Kann ich meinem Partner Geld schenken?
Besser nicht als eigentliches Geschenk. Die Partnerschaft ist eine Beziehung auf Augenhöhe – genau dort wird Geld laut Forschung am ehesten als unpassend gelesen (Burgoyne & Routh, 1991). Dazu kommt: Ein Geschenk in der Partnerschaft soll beweisen, dass einer den anderen sieht – Geld delegiert diesen Beweis zurück an den Beschenkten. Die Ausnahme ist ein gemeinsames, benanntes Ziel: Ein Beitrag zur Japan-Reise ist kein Umschlag, sondern ein Versprechen.
Ist ein Gutschein persönlicher als Geld?
Ein direkter Studienvergleich zwischen Gutschein und Bargeld ist uns nicht bekannt – hier ordnen wir ein, statt zu belegen. Strukturell ist ein Gutschein Geld mit eingebauter Widmung: Er legt fest, wofür der Betrag gedacht ist. Genau das leistet eine handgeschriebene Widmung aber auch – ohne die Nachteile des Gutscheins, der an ein Geschäft bindet und verfallen kann. Wer die Widmung selbst schreibt, schenkt zusätzlich Zeit und Mühe – die Währungen über jedem Verdacht.
Wie verschenkt man Geld persönlich?
Durch Bestimmung, nicht durch Bastelei. Drei Schritte machen aus einem Betrag ein Geschenk: das Ziel benennen („Für den Führerschein“), zwei handgeschriebene Sätze dazu, warum dieses Ziel – und nichts beilegen, denn eine Kleinigkeit obendrauf verwässert das Gesamtpaket (Weaver et al., 2012). Sichtbare Zeit und Mühe sind dabei mehr als Dekoration: Sie sind die einzigen Währungen, die ein Geldgeschenk über jeden Verdacht erheben.
Quellen
- Gino, F. & Flynn, F. J. (2011). Give them what they want: The benefits of explicitness in gift exchange. Journal of Experimental Social Psychology, 47(5), 915–922.

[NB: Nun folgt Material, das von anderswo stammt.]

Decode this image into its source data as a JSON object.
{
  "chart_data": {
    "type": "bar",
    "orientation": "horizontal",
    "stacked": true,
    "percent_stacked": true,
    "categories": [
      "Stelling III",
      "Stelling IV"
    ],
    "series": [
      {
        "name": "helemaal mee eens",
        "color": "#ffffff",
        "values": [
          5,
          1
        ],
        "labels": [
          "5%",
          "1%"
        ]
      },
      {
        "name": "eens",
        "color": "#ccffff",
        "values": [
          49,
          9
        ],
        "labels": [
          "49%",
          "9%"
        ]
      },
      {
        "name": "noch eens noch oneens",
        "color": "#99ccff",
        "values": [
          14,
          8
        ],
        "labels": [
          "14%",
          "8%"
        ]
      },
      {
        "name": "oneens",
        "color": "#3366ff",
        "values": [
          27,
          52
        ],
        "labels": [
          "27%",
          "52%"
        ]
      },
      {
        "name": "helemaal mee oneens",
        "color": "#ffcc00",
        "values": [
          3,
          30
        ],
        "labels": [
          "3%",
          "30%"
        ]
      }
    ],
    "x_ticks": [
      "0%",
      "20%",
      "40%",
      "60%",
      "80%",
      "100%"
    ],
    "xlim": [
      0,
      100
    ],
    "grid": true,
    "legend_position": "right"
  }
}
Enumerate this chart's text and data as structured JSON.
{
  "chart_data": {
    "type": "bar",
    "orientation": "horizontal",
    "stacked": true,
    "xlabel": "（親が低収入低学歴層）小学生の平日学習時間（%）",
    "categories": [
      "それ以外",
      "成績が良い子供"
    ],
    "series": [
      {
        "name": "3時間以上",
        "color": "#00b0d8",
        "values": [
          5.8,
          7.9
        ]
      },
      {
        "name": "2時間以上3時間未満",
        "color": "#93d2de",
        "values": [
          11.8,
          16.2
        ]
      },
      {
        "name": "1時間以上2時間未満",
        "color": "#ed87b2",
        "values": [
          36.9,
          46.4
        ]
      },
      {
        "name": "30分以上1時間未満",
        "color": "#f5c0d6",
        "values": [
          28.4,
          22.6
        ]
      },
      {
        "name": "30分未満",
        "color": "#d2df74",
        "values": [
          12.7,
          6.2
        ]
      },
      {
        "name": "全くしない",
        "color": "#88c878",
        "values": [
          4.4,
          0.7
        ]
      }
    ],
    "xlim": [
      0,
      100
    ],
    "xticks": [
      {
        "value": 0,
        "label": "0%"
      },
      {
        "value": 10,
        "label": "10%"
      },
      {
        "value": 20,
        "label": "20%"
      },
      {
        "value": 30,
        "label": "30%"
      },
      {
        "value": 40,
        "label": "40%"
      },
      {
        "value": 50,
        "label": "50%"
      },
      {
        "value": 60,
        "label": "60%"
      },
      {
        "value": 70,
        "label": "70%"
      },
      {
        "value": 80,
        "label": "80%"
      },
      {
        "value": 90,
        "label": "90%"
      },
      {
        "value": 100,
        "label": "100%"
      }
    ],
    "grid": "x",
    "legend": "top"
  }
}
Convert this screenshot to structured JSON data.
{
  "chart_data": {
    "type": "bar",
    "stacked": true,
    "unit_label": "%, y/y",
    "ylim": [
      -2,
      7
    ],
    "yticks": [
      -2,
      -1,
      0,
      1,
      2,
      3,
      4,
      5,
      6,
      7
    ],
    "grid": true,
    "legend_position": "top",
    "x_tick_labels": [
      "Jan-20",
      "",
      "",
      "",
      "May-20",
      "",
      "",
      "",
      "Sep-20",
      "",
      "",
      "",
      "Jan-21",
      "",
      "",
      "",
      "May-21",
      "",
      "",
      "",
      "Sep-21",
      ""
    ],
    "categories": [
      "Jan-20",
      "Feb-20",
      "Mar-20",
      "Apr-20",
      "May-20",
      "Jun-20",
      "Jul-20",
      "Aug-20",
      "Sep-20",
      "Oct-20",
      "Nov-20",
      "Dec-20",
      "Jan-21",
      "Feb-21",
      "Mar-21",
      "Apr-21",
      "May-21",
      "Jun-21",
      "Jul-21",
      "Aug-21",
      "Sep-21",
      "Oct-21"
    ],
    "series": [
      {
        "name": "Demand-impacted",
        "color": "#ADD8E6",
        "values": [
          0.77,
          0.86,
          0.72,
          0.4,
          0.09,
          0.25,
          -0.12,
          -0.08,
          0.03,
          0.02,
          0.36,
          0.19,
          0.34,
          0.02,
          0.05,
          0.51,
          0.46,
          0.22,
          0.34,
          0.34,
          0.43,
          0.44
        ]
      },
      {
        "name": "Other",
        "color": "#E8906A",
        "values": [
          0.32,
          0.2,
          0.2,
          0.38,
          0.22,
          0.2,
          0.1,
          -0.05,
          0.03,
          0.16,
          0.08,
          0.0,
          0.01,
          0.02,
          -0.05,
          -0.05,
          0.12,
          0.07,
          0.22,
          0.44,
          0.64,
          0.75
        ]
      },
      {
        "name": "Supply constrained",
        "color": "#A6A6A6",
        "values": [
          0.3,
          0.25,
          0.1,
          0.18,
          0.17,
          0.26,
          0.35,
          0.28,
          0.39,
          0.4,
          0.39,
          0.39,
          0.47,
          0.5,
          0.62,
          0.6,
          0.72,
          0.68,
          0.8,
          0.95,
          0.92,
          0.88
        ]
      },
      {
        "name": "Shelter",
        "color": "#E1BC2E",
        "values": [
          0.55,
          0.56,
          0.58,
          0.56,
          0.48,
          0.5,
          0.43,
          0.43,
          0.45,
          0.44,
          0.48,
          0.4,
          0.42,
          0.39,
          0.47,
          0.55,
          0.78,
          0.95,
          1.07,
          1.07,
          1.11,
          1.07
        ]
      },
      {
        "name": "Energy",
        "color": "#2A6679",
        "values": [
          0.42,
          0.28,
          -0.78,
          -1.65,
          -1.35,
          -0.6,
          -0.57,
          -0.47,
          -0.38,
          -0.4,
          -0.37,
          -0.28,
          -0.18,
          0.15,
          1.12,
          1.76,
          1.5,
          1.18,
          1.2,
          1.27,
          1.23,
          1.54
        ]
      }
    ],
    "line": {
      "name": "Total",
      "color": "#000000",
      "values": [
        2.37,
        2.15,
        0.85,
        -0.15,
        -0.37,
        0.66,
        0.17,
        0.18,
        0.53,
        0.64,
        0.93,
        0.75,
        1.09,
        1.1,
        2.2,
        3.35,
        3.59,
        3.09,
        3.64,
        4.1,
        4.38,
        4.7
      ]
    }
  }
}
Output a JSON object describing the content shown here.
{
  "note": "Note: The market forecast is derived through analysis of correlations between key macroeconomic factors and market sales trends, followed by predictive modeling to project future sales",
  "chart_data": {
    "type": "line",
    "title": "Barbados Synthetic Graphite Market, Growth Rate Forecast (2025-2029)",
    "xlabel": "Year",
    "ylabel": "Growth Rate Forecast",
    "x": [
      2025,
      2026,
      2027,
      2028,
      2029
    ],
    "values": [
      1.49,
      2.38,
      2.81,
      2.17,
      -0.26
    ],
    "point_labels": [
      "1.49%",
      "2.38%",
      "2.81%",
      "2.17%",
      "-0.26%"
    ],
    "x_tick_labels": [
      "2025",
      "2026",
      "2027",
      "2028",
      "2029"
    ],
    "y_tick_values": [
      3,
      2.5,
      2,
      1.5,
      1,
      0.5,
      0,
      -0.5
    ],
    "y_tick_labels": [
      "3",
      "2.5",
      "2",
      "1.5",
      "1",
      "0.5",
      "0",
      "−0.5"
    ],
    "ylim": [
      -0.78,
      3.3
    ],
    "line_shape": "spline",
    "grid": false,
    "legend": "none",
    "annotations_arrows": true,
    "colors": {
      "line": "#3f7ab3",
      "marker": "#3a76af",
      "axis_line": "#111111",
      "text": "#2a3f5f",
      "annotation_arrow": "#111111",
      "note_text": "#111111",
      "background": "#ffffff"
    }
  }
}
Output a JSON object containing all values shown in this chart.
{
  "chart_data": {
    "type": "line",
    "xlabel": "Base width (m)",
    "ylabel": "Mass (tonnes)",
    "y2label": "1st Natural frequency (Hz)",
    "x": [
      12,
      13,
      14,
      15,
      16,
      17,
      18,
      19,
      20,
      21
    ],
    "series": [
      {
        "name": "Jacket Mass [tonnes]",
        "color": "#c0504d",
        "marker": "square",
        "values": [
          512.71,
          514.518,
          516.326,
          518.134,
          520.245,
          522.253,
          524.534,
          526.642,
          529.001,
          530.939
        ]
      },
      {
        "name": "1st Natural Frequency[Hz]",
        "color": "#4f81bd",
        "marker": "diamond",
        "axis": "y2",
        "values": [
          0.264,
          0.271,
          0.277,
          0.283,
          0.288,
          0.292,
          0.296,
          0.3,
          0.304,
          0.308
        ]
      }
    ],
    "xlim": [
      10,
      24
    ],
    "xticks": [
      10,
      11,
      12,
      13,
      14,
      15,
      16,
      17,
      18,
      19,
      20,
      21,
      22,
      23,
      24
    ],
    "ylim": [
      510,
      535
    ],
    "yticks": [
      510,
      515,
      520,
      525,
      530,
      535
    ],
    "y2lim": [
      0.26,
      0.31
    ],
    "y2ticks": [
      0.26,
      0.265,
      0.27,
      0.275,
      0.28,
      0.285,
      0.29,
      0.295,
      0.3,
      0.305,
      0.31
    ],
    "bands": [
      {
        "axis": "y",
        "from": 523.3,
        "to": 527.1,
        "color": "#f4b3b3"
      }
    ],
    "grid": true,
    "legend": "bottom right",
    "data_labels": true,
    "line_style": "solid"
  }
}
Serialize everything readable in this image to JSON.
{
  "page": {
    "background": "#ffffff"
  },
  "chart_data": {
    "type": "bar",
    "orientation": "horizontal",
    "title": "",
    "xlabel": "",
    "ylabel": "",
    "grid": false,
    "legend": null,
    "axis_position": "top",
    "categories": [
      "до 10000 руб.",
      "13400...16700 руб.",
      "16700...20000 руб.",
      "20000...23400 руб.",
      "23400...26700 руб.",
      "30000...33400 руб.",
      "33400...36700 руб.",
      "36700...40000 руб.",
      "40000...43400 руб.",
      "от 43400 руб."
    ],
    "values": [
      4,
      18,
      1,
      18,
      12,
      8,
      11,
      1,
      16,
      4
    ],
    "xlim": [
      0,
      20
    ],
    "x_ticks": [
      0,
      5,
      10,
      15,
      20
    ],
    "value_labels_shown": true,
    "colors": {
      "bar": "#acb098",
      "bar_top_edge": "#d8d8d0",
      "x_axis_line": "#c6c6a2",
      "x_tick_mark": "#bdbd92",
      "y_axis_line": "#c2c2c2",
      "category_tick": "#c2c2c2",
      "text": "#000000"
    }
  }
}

- Waldfogel, J. (1993). The Deadweight Loss of Christmas. American Economic Review, 83(5), 1328–1336.
- Burgoyne, C. B. & Routh, D. A. (1991). Constraints on the use of money as a gift at Christmas: The role of status and intimacy. Journal of Economic Psychology, 12(1), 47–69.
- Webley, P., Lea, S. E. G. & Portalska, R. (1983). The unacceptability of money as a gift. Journal of Economic Psychology, 4(3), 223–238.
- Chan, C. & Mogilner, C. (2017). Experiential Gifts Foster Stronger Social Relationships than Material Gifts. Journal of Consumer Research, 43(6), 913–931.
- Mutluoglu, A., Ashworth, L. & Robitaille, N. (2024). Looking a gift horse in the mouth: Suspicion of large gift expenditures undermines gift appreciation. Psychology & Marketing, 41(6). DOI: 10.1002/mar.21983
- Weaver, K., Garcia, S. M. & Schwarz, N. (2012). The Presenter's Paradox. Journal of Consumer Research, 39(3), 445–460.
Stand: Juli 2026. Wir aktualisieren diesen Artikel, wenn neue Forschung erscheint.